The method currently focuses on the text encoder layers; the representation and leakage of temporal semantics within the video diffusion backbone remain to be analyzed.
Robustness against compositional concepts, multilingual prompts, or adversarial jailbreak prompts requires further verification.
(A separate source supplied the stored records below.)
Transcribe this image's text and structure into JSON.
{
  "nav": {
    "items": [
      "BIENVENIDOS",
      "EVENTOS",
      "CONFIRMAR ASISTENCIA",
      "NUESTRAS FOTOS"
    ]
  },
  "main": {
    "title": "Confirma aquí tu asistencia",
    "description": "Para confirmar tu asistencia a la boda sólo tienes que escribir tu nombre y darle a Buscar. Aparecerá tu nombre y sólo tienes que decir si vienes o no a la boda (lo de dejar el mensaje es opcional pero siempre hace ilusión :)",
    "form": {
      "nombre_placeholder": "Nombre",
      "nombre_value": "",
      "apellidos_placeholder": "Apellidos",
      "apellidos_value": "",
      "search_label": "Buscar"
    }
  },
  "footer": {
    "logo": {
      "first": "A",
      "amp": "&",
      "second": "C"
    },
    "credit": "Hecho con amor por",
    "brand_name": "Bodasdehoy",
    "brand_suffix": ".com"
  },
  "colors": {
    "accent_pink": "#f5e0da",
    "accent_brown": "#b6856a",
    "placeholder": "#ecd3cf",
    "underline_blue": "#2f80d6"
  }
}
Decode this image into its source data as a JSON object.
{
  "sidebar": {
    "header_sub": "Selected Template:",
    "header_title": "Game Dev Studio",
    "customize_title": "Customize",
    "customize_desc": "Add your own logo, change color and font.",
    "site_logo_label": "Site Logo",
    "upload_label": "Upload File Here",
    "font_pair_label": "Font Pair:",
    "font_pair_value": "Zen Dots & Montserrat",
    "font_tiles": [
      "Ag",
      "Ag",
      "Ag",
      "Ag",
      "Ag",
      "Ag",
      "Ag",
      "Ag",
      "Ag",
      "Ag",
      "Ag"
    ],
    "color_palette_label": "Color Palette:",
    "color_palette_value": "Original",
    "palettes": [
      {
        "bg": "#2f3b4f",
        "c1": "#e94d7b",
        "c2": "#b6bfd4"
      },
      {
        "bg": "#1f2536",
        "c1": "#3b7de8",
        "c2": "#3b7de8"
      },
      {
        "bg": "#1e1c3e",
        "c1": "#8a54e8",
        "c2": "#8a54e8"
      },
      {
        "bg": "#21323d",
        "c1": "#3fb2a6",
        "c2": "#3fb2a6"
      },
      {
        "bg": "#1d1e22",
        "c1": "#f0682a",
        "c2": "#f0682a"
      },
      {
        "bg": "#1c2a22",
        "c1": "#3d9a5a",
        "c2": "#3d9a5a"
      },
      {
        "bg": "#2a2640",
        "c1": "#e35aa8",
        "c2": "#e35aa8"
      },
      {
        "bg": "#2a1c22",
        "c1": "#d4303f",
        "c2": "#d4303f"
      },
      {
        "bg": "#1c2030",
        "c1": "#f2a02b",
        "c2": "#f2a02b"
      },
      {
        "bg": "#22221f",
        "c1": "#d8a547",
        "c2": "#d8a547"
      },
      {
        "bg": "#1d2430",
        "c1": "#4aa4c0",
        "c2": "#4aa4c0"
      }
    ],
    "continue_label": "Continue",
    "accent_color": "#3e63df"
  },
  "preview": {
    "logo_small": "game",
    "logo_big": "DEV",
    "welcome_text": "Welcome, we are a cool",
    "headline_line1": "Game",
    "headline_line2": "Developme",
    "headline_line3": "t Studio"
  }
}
vs. NegPrompt / Safety Guidance: Negative prompts only change signals at the input; CLEAR intervenes in internal concept directions, offering stronger inhibition.
vs. T2VUnlearning: Weight-level unlearning permanently changes the model but may harm non-target quality; CLEAR avoids weight modification to minimize side effects.
vs. SAE-based T2I Erasure: While previous SAE methods focus on "which features," this work emphasizes the equal importance of "which layer," particularly for the non-uniform representations in T2V models.
Transferable Insights: Concept-layer alignment could be adapted for style editing, identity protection, and copyright filtering, as well as safety control in multimodal LLMs.

Rating¶

Novelty: ⭐⭐⭐⭐☆ Systematizing layer selection as a differentiable optimization is a clear and insightful perspective.
Experimental Thoroughness: ⭐⭐⭐⭐☆ Covers two architectures and various concept types; metrics balance erasure and quality.
Writing Quality: ⭐⭐⭐⭐☆ Clear motivation and pipeline; figures effectively demonstrate layer importance.
Value: ⭐⭐⭐⭐☆ Highly practical for T2V safety generation, especially in deployment scenarios where weight modification is restricted.